Nel 1836 morì il fratello Giulio e Jatta cessò le acquisizioni, preoccupandosi sempre più della loro sistemazione. Il palazzo Jatta, per la cui costruzione molto si consultarono Giovanni Jatta e la cognata Giulia Viesti, vedova di Giulio e madre di Giovannino, fu commissionato da Giulia intorno al 1840 con la previsione che alcune stanze sarebbero state destinate a museo.

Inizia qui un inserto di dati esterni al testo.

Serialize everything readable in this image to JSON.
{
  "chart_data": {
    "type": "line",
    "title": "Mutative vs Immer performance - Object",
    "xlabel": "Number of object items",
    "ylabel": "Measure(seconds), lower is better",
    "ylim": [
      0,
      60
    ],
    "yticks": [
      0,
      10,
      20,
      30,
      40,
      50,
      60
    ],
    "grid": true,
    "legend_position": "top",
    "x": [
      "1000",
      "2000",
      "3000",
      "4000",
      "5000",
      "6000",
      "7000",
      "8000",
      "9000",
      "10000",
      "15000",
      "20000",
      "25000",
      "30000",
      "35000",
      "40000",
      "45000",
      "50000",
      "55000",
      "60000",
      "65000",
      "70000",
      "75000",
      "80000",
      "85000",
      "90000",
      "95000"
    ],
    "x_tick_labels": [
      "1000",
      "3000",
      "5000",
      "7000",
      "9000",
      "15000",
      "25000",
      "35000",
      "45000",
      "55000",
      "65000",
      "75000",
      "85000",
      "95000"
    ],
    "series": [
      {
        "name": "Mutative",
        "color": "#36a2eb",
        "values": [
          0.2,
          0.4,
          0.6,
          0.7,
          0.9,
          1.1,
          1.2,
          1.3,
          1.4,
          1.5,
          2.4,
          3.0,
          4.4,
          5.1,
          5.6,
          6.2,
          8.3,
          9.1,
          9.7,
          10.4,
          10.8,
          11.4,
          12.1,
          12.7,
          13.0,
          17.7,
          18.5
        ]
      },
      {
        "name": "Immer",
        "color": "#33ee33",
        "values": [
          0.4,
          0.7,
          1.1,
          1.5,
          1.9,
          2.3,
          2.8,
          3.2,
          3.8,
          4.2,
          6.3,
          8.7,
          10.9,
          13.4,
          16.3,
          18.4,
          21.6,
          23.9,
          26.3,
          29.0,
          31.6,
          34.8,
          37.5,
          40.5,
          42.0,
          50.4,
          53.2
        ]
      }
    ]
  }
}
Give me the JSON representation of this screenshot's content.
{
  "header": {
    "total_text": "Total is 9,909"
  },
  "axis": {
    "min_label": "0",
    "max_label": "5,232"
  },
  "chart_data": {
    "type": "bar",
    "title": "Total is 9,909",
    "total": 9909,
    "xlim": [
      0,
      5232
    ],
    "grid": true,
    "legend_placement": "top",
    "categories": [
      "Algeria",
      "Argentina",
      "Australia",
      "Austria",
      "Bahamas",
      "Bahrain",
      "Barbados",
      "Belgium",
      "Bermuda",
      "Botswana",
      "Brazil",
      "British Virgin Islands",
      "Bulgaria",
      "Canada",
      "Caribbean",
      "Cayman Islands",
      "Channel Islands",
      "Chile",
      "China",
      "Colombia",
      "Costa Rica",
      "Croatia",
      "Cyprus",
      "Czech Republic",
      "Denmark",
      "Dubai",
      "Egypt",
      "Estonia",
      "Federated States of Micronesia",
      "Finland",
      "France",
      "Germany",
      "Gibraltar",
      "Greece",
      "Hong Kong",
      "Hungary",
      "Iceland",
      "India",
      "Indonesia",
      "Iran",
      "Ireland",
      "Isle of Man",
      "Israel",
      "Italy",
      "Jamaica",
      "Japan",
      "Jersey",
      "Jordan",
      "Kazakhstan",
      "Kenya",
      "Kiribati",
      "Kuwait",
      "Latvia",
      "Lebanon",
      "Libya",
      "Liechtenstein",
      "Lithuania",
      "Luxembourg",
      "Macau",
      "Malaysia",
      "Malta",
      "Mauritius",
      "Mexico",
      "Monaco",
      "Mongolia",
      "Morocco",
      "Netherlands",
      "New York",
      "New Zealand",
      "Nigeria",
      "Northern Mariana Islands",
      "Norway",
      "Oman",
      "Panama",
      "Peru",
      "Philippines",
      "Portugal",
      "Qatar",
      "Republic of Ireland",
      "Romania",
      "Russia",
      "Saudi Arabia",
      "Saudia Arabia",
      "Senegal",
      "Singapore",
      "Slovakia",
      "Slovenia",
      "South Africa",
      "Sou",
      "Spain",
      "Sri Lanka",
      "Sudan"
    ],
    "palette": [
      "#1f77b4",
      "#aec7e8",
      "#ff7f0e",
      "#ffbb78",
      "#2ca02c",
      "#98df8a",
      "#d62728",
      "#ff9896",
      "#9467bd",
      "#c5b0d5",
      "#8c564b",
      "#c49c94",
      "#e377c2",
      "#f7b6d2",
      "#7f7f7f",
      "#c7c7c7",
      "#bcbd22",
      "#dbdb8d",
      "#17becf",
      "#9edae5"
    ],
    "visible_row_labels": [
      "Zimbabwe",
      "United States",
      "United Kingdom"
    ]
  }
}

Jatta morì a Ruvo sul finire del 1844, senza riuscire a vedere la collezione sua e del fratello Giulio, riunite e riordinate nel nuovo palazzo di famiglia. Fu infatti il nipote Giovanni Francesco Gaetano Jatta detto Giovannino (1832-1895), molto legato allo zio paterno, a fondare il Museo archeologico nazionale Jatta e a catalogarne i reperti. Giovannino Jatta, rimasto orfano del padre a soli quattro anni, condivise le passioni di padre e zio per l’archeologia ed ebbe un ruolo di primo piano nella storia di Ruvo di Puglia durante gli anni dell’unità d’Italia.
Prima di morire, Jatta aveva espresso la volontà testamentaria che gli eredi, Giovannino e sua madre Giulia in qualità di tutrice, vendessero l’intera collezione allo Stato, perché fosse esposta nel Museo borbonico di Napoli come collezione autonoma, forse ritenendola una collocazione di maggiore prestigio. Ma per prima cosa Giovanni Jatta non poteva disporre che tutta la collezione venisse venduta in quanto una parte, quella del fratello, era già passata in eredità al figlio, ormai legittimo proprietario. Inoltre l’accordo familiare originario era diverso: l’intera collezione doveva rimanere a Ruvo, per questo era stato edificato il palazzo di famiglia. E così è stato.
Il Museo archeologico nazionale Jatta è uno dei rari esempi in Italia di collezione privata ottocentesca rimasta tuttora inalterata nella concezione museografica originaria. Nel 1915 ne venne purtroppo trafugata la notevole collezione numismatica. Nel 1990-1991 il Museo è stato acquistato dallo Stato ed è stato inaugurato nel 1993. Dal dicembre 2014 il Ministero per la cultura lo gestisce tramite il Polo museale della Puglia e nel dicembre 2019 il Museo è entrato a far parte della Direzione regionale Musei.
Fonti:
- Luigi di Siena, Elogio funebre alla onoratissima memoria del celebre giureconsulto napolitano Giovanni Jatta, Napoli, Tipografia di Porcelli, 1845.
- Gianluca Schingo, JATTA, Giovanni in Dizionario Biografico degli Italiani – Volume 62 (2004)
- https://it.wikipedia.org/wiki/Giovanni_Jatta
Note biografiche a cura di Claudia Pantanetti, Libera Biblioteca PG Terzi
Elenco opere (click sul titolo per il download gratuito)
- Cenno storico sull'antichissima città di Ruvo nella Peucezia
Colla giunta della breve istoria del famoso combattimento de' tredici cavalieri italiani con altrettanti francesi ...
Questa è l’opera maggiore di Jatta, pubblicata nel 1844, frutto della sua passione per l’archeologia e dei suoi studi, che lo portarono a valorizzare i ricchi rinvenimenti di epoca greco-romana della sua nativa Ruvo. Gli scavi nell’area e l’attento collezionismo di Jatta portarono alla costituzione del Museo omonimo, che è elemento notevole del polo museale della Puglia.